LLVMpipe: OpenGL With Gallium3D on Your CPU

The software rasterizer used in Mesa that allows for software acceleration of OpenGL on the CPU without any assistance from the graphics processor has largely been useless. Even with a modern-day, multi-core processor, the performance of Mesa's software rasterizer has been abysmal. The performance of Mesa classic DRI drivers have traditionally been poor anyways compared to the high-performance, proprietary NVIDIA/ATI graphics drivers, but when dealing with just the software rasterizer there really aren't any games or applications that run well. Fortunately, software acceleration on Gallium3D is very much a different story thanks to LLVM.

Most often when we are talking about Gallium3D drivers we are usually talking about one of the upcoming or current state trackers (like OpenGL, OpenCL, OpenGL ES, OpenVG, DirectX, etc) or one of the drivers. The Gallium3D hardware drivers include CELL, i915, i965, Nouveau (NV50/NVFX), R300, and SVGA. Unfortunately the only ones that have been really maturing are Nouveau for NVIDIA graphics cards, R300 for ATI Radeon R300-R500 (up through the Radeon X100 series), and SVGA, which is a virtual Gallium3D driver created by VMware for use within their virtualization stack by guest operating systems. If you have not had a graphics card that runs well with Gallium3D, you really have not been able to experience its implemented state tracker features or its improved performance over classic Mesa, but now using the software driver is becoming a more viable option.

The original solution for running Gallium3D in the software / on the CPU rather than with a real GPU driver was a driver called softpipe. Gallium3D's Softpipe driver has been to serve as a reference implementation of a Gallium3D driver and to use in fallback scenarios where there is no graphics hardware support available. Softpipe is still a better option than the software rasterizer found in classic Mesa, but VMware (former Tungsten Graphics employees) have taken the performance to the next level with LLVMpipe.

LLVMpipe is a fork of the Softpipe driver that uses LLVM for code generation. Yes, LLVM as in the Low-Level Virtual Machine compiler infrastructure. LLVM is unique for its modular design and advanced capabilities, which open-source GPU developers have been long wanting to tap into after Apple began using LLVM to compile some GPU shaders in unique cases on their Mac OS X operating system. LLVM could be used similarly within GPU drivers for optimizing shaders and IR as was talked about at FOSDEM 2009 or in the case of LLVMpipe it is being used entirely to generate optimized code that targets the CPU.

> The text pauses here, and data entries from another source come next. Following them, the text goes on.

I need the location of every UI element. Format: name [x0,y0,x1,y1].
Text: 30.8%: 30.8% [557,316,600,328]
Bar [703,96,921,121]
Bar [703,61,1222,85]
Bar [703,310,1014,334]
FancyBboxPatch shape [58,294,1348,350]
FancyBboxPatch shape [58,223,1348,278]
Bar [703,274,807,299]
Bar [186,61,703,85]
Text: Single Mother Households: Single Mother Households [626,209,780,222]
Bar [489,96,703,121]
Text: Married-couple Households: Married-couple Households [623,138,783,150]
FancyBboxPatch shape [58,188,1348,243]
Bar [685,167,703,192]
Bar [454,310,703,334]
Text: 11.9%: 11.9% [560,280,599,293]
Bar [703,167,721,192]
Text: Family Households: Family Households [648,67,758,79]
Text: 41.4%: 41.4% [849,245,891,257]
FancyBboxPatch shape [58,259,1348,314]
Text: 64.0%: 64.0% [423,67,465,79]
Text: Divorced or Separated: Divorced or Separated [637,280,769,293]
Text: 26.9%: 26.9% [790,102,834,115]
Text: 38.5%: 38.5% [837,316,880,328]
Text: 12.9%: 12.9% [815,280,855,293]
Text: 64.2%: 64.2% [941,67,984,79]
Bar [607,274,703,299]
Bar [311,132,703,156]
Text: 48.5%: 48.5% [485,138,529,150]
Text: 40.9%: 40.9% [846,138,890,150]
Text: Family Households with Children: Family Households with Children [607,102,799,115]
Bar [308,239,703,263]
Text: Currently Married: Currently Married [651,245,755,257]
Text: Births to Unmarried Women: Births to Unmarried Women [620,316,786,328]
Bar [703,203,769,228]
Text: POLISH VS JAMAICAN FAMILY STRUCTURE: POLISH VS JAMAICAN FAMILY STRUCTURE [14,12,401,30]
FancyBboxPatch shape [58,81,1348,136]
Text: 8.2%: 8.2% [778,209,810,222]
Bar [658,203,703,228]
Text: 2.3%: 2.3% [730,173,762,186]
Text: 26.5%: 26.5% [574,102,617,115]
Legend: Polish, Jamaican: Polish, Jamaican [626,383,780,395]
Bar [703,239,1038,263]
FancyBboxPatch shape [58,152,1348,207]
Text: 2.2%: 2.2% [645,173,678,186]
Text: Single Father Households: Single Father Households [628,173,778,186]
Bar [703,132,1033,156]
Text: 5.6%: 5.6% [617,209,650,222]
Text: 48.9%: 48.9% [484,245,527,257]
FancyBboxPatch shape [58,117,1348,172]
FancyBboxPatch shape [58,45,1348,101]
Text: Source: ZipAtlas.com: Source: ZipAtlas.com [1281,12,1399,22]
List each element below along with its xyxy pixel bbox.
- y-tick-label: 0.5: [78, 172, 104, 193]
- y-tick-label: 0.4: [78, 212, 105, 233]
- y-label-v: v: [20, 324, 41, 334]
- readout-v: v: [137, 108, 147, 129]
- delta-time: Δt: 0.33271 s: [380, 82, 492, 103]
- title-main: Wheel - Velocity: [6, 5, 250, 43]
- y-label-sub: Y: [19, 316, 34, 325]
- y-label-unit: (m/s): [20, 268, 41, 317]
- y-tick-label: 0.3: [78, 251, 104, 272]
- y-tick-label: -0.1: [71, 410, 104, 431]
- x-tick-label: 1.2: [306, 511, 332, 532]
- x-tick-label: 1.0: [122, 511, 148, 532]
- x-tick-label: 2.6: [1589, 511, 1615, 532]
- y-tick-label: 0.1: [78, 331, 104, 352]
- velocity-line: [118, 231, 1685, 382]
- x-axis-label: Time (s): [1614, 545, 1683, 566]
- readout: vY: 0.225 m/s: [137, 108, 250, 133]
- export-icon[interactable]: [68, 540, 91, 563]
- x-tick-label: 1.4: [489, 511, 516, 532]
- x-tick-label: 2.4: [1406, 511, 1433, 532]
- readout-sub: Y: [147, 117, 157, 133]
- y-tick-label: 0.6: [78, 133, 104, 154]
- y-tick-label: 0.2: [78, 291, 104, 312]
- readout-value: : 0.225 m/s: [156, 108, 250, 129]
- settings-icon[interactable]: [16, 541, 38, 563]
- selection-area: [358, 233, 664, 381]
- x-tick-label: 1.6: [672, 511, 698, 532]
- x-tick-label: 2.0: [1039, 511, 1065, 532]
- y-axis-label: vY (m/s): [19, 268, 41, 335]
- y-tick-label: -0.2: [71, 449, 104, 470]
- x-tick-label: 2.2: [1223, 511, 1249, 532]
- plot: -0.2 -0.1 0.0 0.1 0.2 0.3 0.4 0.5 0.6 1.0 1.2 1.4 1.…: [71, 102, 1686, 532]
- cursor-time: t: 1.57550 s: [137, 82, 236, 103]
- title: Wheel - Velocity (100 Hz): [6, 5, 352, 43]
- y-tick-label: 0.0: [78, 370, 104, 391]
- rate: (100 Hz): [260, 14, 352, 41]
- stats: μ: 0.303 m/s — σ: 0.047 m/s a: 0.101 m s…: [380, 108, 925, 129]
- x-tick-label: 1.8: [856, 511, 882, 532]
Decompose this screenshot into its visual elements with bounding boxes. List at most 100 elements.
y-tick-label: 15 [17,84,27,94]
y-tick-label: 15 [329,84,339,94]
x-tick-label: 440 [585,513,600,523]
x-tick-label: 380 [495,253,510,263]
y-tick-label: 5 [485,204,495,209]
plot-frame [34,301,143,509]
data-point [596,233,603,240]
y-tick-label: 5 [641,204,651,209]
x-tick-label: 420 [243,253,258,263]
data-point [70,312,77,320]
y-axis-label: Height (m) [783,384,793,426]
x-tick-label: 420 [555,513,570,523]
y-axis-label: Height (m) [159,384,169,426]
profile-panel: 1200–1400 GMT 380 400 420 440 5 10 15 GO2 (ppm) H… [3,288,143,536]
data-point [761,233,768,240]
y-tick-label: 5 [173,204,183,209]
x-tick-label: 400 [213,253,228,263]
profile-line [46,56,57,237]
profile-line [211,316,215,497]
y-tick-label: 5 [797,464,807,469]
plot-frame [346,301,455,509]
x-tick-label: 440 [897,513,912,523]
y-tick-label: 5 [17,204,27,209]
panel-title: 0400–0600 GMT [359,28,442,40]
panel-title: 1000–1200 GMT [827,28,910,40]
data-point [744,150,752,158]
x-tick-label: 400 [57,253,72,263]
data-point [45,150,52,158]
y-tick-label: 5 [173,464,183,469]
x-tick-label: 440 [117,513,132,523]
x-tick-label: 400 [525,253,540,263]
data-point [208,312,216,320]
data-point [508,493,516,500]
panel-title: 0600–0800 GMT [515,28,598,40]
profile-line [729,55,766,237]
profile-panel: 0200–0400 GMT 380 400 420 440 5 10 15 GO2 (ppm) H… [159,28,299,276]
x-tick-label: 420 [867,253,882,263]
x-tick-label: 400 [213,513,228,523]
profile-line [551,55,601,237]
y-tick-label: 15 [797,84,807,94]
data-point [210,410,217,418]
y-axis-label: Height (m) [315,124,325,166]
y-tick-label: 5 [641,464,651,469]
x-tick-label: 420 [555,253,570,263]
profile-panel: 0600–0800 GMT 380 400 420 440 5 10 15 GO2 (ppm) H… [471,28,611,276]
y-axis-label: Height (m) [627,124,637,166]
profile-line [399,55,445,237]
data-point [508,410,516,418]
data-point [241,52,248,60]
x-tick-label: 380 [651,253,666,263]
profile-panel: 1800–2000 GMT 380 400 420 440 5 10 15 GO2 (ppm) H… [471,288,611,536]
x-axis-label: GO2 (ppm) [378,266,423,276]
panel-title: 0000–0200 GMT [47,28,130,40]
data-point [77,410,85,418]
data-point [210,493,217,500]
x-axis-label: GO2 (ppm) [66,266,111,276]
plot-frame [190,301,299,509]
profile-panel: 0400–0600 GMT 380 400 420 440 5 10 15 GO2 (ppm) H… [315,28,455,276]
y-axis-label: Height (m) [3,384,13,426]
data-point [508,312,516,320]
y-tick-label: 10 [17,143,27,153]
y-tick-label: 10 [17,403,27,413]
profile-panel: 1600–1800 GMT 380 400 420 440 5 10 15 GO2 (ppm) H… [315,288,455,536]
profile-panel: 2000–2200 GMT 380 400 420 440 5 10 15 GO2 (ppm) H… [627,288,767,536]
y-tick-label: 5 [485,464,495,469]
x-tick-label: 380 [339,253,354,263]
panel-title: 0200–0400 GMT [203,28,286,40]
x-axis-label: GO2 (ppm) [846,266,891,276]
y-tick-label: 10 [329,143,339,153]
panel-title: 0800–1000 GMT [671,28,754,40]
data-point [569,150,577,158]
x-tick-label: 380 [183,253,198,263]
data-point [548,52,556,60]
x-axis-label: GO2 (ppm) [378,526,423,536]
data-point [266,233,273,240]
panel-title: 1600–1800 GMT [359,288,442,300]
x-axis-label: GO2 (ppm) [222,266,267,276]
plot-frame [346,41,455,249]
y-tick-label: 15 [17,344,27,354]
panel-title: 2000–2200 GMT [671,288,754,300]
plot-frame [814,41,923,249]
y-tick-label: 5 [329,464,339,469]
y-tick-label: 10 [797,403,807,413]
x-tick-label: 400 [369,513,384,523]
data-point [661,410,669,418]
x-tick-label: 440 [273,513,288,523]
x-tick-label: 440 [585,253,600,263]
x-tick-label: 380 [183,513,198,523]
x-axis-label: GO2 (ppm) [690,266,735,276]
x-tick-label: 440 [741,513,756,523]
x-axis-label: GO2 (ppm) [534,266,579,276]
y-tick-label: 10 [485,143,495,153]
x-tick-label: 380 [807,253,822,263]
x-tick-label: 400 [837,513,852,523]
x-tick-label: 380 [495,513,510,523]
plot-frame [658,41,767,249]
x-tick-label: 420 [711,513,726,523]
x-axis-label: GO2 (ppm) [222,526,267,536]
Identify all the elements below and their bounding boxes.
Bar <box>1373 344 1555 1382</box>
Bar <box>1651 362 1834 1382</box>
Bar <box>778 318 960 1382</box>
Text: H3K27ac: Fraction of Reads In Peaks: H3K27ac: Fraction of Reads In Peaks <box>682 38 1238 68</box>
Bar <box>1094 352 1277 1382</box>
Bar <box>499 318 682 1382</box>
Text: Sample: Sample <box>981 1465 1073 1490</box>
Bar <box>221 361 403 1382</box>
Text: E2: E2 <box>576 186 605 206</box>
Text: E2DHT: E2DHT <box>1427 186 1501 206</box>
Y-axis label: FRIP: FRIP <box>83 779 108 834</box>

The LLVMpipe Gallium3D driver currently implements the entire fragment pipeline in a single function and supports input interpolation, depth testing, texture sampling, fragment shader TGSI translation, alpha testing, blend in SoA and AoS layouts, and provides generic code output, among other implemented features (these are just the completed items that are documented). With the texture sampling what is support are 1D/2D/3D/cube maps, texture wrap modes, texture-filtering modes, and most texture formats. There still is some work to do in this driver to fully take advantage of the latest Gallium3D and LLVM advancements, but last month it gained some speed as Zack Rusin and José Fonseca has been working to implement the vertex pipeline and other features. Last week LLVMpipe began running two to six times faster in some tests thanks to the new geometry processing pipeline that the driver implements. With the recent activity in LLVMpipe, we found it time to benchmark this Gallium3D driver.

The Gallium3D LLVMpipe driver does not touch the GPU, so it can be run with any graphics card. However, for efficient performance, you will want to be running a 64-bit operating system and a CPU that supports SSE2.0 or better. LLVM can take advantage of SSE3 and SSE4 extensions too, which will result in even greater performance. To no surprise, the better the CPU you have, the better LLVMpipe will perform. The more cores that the CPU has, the better the performance will be too, as the rasterizer supports threading and tiling. If you are running a high-end Intel Core 2 Duo/Quad, an Intel Core i3/i5/i7, Intel Xeon, AMD Athlon II X4, AMD Phenom II, or AMD Opteron your CPU should be adequate.